6.2. KahaDB Optimization

Overview

The Red Hat JBoss A-MQ message store has undergone a process of evolution. Currently, the KahaDB message store is the default (and recommended) message store, while the AMQ message store and the (original) kaha message store represent earlier generations of message store technology.

KahaDB architecture

The KahaDB architecture—as shown in Figure 6.3, “KahaDB Architecture”—is designed to facilitate high-speed message storage and retrieval. The bulk of the data is stored in rolling journal files (data logs), where all broker events are continuously appended. In particular, pending messages are also stored in the data logs.

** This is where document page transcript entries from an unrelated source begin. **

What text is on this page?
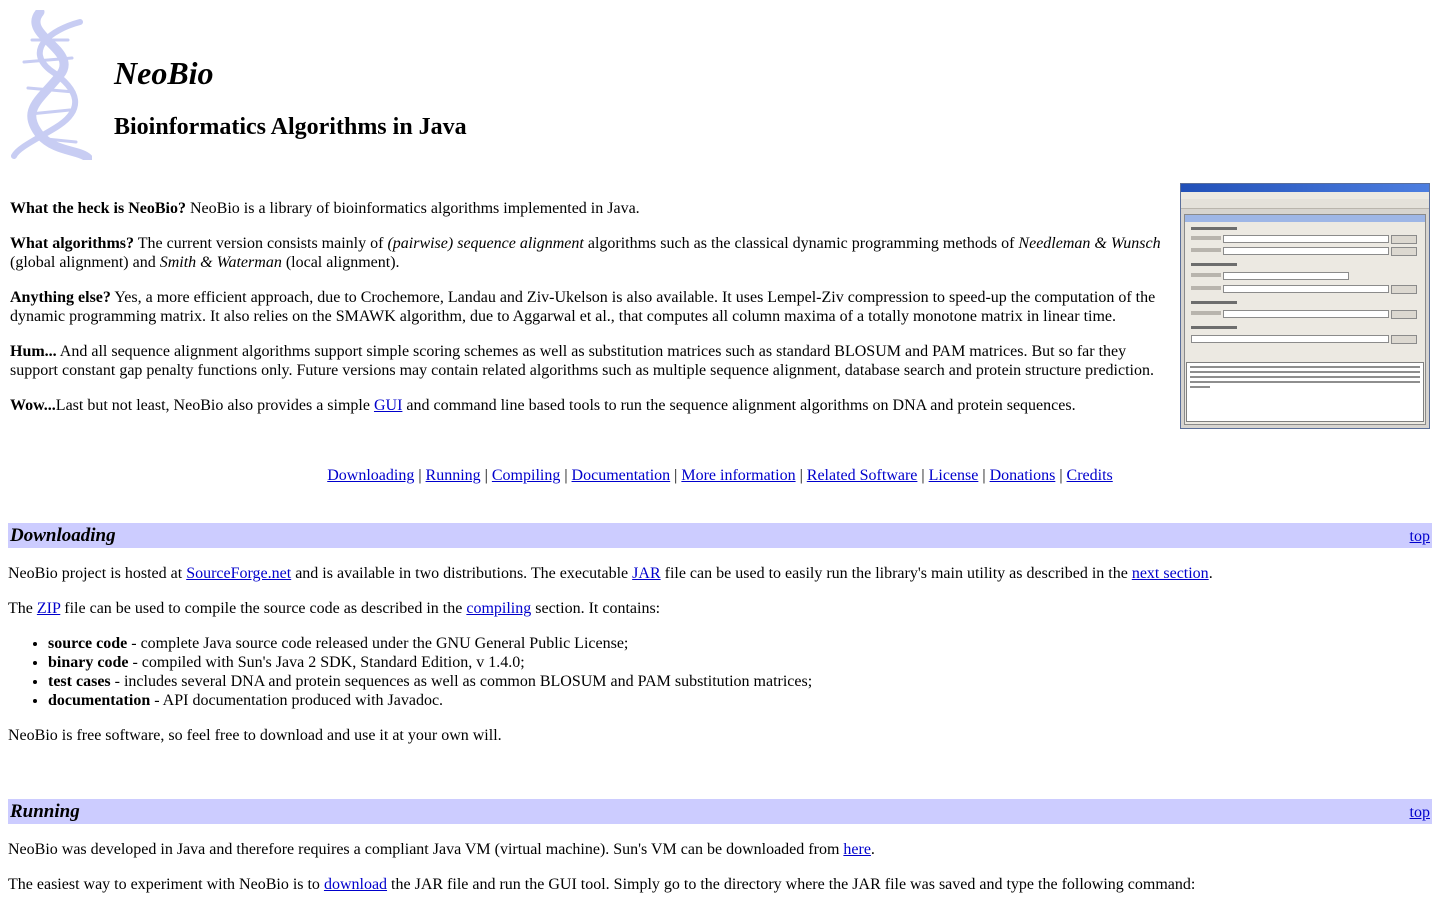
NeoBio
Bioinformatics Algorithms in Java

What the heck is NeoBio? NeoBio is a library of bioinformatics algorithms implemented in Java.

What algorithms? The current version consists mainly of (pairwise) sequence alignment algorithms such as the classical dynamic programming methods of Needleman & Wunsch (global alignment) and Smith & Waterman (local alignment).

Anything else? Yes, a more efficient approach, due to Crochemore, Landau and Ziv-Ukelson is also available. It uses Lempel-Ziv compression to speed-up the computation of the dynamic programming matrix. It also relies on the SMAWK algorithm, due to Aggarwal et al., that computes all column maxima of a totally monotone matrix in linear time.

Hum... And all sequence alignment algorithms support simple scoring schemes as well as substitution matrices such as standard BLOSUM and PAM matrices. But so far they support constant gap penalty functions only. Future versions may contain related algorithms such as multiple sequence alignment, database search and protein structure prediction.

Wow...Last but not least, NeoBio also provides a simple GUI and command line based tools to run the sequence alignment algorithms on DNA and protein sequences.

Downloading | Running | Compiling | Documentation | More information | Related Software | License | Donations | Credits
Downloading	top

NeoBio project is hosted at SourceForge.net and is available in two distributions. The executable JAR file can be used to easily run the library's main utility as described in the next section.

The ZIP file can be used to compile the source code as described in the compiling section. It contains:

• source code - complete Java source code released under the GNU General Public License;
• binary code - compiled with Sun's Java 2 SDK, Standard Edition, v 1.4.0;
• test cases - includes several DNA and protein sequences as well as common BLOSUM and PAM substitution matrices;
• documentation - API documentation produced with Javadoc.

NeoBio is free software, so feel free to download and use it at your own will.

Running	top

NeoBio was developed in Java and therefore requires a compliant Java VM (virtual machine). Sun's VM can be downloaded from here.

The easiest way to experiment with NeoBio is to download the JAR file and run the GUI tool. Simply go to the directory where the JAR file was saved and type the following command:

Figure 6.3. KahaDB Architecture

KahaDB Architecture
In order to facilitate rapid retrieval of messages from the data logs, a B-tree index is created, which contains pointers to the locations of all the messages embedded in the data log files. The complete B-tree index is stored on disk and part or all of the B-tree index is held in a cache in memory. Evidently, the B-tree index can work more efficiently, if the complete index fits into the cache.

Sample configuration

The following example shows how to configure a broker to use the KahaDB message store, by adding a persistenceAdapter element containing a kahaDB child element:
<broker brokerName="broker" persistent="true" useShutdownHook="false">
  ...
  <persistenceAdapter>
 <kahaDB directory="activemq-data" journalMaxFileLength="32mb"/>
  </persistenceAdapter>
</broker>
The directory property specifies the directory where the KahaDB files are stored and the journalMaxFileLength specifies the maximum size of a data log file.

Performance optimization

You can optimize the performance of the KahaDB message store by modifying the following properties (set as attributes on the kahaDB element):
  • indexCacheSize—(default 10000) specifies the size of the cache in units of pages (where one page is 4 KB by default). Generally, the cache should be as large as possible, to avoid swapping pages in and out of memory. Check the size of your metadata store file, db.data, to get some idea of how big the cache needs to be.
  • indexWriteBatchSize—(default 1000) defines the threshold for the number of dirty indexes that are allowed to accumulate, before KahaDB writes the cache to the store. If you want to maximize the speed of the broker, you could set this property to a large value, so that the store is updated only during checkpoints. But this carries the risk of losing a large amount of metadata, in the event of a system failure (causing the broker to restart very slowly).
  • journalMaxFileLength—(default 32mb) when the throughput of a broker is very large, you can fill up a journal file quite quickly. Because there is a cost associated with closing a full journal file and opening a new journal file, you can get a slight performance improvement by increasing the journal file size, so that this cost is incurred less frequently.
  • enableJournalDiskSyncs—(default true) normally, the broker performs a disk sync (ensuring that a message has been physically written to disk) before sending the acknowledgement back to a producer. You can obtain a substantial improvement in broker performance by disabling disk syncs (setting this property to false), but this reduces the reliability of the broker somewhat.
    Warning
    If you need to satisfy the JMS durability requirement and be certain that you do not lose any messages, do not disable journal disk syncs.
For more details about these KahaDB configuration properties, see Configuring Broker Persistence.

Optimizing disk syncs

On some operating systems, you can obtain better performance by configuring KahaDB to call the fdatasync() system call instead of the fsync() system call (the default), when writing to a file. The difference between these system calls is that fdatasync() updates only the file data, whereas fsync() updates both the file data and the file metadata (for example, the access time).
To enable this optimization, add the following system property setting to the etc/system.properties file in your JBoss A-MQ installation:
org.apache.activemq.kahaDB.files.skipMetadataUpdate=true
Note
This optimization might not be effective on all operating systems, because it ultimately relies on the Java Virtual Machine (JVM) implementation to make the fdatasync() system call. When this option is enabled, the JBoss A-MQ runtime actually makes a call to java.nio.channels.FileChannel#force=false. For some JVMs, this can result in a call to fdatasync() (so that the optimization is effective), but with other JVMs it might be implemented using fsync() (so that the optimization has no effect).
Note
For users of Red Hat Enterprise Linux (RHEL), the implementation of fsync() on RHEL 6 is noticeably slower than on RHEL 4 (this is due to a bug fix in RHEL 6). So, this optimization works particularly well on the RHEL 6 platform, where fdatasync() is significantly faster.